Revista Educación

Orgullo y prejuicio

Por Siempreenmedio @Siempreblog
Orgullo y prejuicio

Se llama Hiroyuki Morota y llevo unos días haciendo búsquedas periódicas en internet por si se ha suicidado. Busco noticias de un suicidio ritual, un seppuku, un harakiri. Vamos, lo que uno espera que haga un japonés cuando se deshonra. Porque Hiroyuki Morota es un diputado de la prefectura de Shizuoka que ha aprovechado la crisis del coronavirus para sacarle brillo a un excedente de mascarillas que tenía abandonado en algún rincón de su empresa. Y quien dice brillo quiere decir beneficio, porque el señor Morota subastó ese stock por internet a precio astronómico y logró embolsarse unos 75000 euros con la broma. Lo han pillado y como lo han pillado ha pedido perdón. No piensa dimitir y cree que lo que ha hecho no es más que aprovechar una oportunidad de negocio. Así que aunque yo lo compruebe cada día, el seppuku ni está ni se le espera.

Francia, la cuna de la revolución, igualdad, libertad, fraternidad, y el inicio de la Europa moderna tal y como la queremos conocer. Cortaron cabezas de reyes y son vanguardia del estilo. Uno espera algo más de Francia, o al menos algo distinto a una concentración masiva de 3500 fans de los Pitufos en un pueblo de Bretaña, o una manifestación de chalecos amarillos el mismo día de las elecciones municipales, convocadas (y no desconvocadas) para el día antes que se declarara la alarma nacional.
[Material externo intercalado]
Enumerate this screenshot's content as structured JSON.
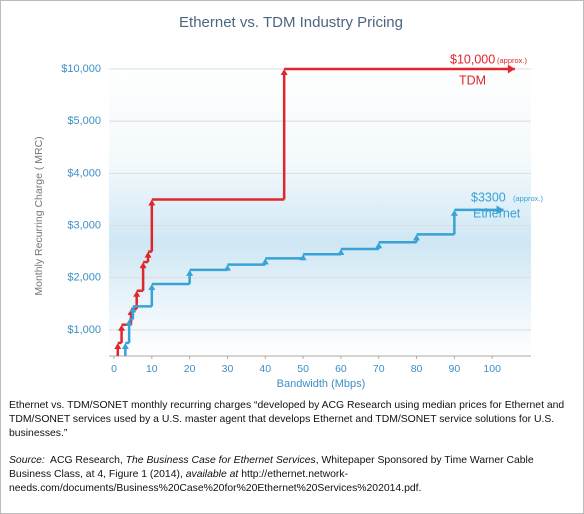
{
  "chart_data": {
    "type": "step",
    "title": "Ethernet vs. TDM Industry Pricing",
    "x_label": "Bandwidth (Mbps)",
    "y_label": "Monthly Recurring Charge ( MRC)",
    "xlim": [
      0,
      110
    ],
    "xticks": [
      0,
      10,
      20,
      30,
      40,
      50,
      60,
      70,
      80,
      90,
      100
    ],
    "ylim": [
      500,
      10000
    ],
    "yticks": [
      {
        "value": 1000,
        "label": "$1,000"
      },
      {
        "value": 2000,
        "label": "$2,000"
      },
      {
        "value": 3000,
        "label": "$3,000"
      },
      {
        "value": 4000,
        "label": "$4,000"
      },
      {
        "value": 5000,
        "label": "$5,000"
      },
      {
        "value": 10000,
        "label": "$10,000"
      }
    ],
    "grid": true,
    "series": [
      {
        "name": "TDM",
        "color": "#e0262b",
        "x": [
          1,
          2,
          4.5,
          6,
          7.7,
          9,
          10,
          45,
          106
        ],
        "values": [
          750,
          1100,
          1400,
          1750,
          2300,
          2500,
          3500,
          10000,
          10000
        ]
      },
      {
        "name": "Ethernet",
        "color": "#38a2d6",
        "x": [
          3,
          4,
          5,
          10,
          20,
          30,
          40,
          50,
          60,
          70,
          80,
          90,
          103
        ],
        "values": [
          750,
          1200,
          1450,
          1880,
          2150,
          2250,
          2370,
          2450,
          2550,
          2680,
          2830,
          3300,
          3300
        ]
      }
    ],
    "annotations": [
      "$10,000",
      "(approx.)",
      "$3300",
      "(approx.)"
    ]
  },
  "caption": "Ethernet vs. TDM/SONET monthly recurring charges “developed by ACG Research using median prices for Ethernet and TDM/SONET services used by a U.S. master agent that develops Ethernet and TDM/SONET service solutions for U.S. businesses.”",
  "source": [
    {
      "text": "Source:",
      "italic": true
    },
    {
      "text": "  ACG Research, ",
      "italic": false
    },
    {
      "text": "The Business Case for Ethernet Services",
      "italic": true
    },
    {
      "text": ", Whitepaper Sponsored by Time Warner Cable Business Class, at 4, Figure 1 (2014), ",
      "italic": false
    },
    {
      "text": "available at",
      "italic": true
    },
    {
      "text": " http://ethernet.network-needs.com/documents/Business%20Case%20for%20Ethernet%20Services%202014.pdf.",
      "italic": false
    }
  ]
}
Gran Bretaña es pompa y circunstancia, keep calm and carry on, flema y distinción. Pero ha preferido estos últimos días gestionar la crisis del coronavirus como un borracho en Magaluf, con cambios de guion inesperados incluidos. No son solo los turistas que llenan, por ejemplo, Benidorm o se niegan a renunciar a un baño en una piscina de Tenerife aunque esté precintada. Sus propios dirigentes decidieron en un principio caminar un sendero distinto al del resto del mundo y dejar morir a sus mayores para no perjudicar a la economía. No tardaron en cambiar de opinión, pero el ridículo mundial ya estaba hecho.

Y China, la dictadura comunista tan introvertida que tiene su propio Twitter, su propio Facebook, su propio Whatsapp, y todas estas redes malviviendo en un internet capado. China, el origen del virus, decide ofrecer ayuda internacional una vez han superado lo más crudo de su epidemia, ayudar con su experiencia y sus excedentes y su conocimiento adquirido.

De España no puedo hablar. Aquí hemos visto a madrileños, catalanes y vascos (y de cualquier otro rincón) saltarse el confinamiento para pasar la cuarentena en su segunda residencia de la playa o la montaña. Y a madrileños, catalanes y vascos (y de cualquier otro lado) llenar las reservas de los bancos de sangre, ocuparse de sus vecinos ancianos, organizar mil y una actividades para pasar el confinamiento lo mejor posible. Porque uno, de lo suyo, siempre es capaz de esperar lo mejor (ES QUE SOMOS ESPAÑOLES) y lo peor (es que somos españoles) a la vez y con la total seguridad de que se cumplirá.

Solo me sale pedir que, cuando todo esto termine, aprovechemos para olvidar todo lo que hace tiempo viene sobrando. Todo el orgullo y todos los prejuicios. No sirven para nada. Solo molestan. Ha bastado un virus para ver que somos todos la misma mierda. La misma maravilla.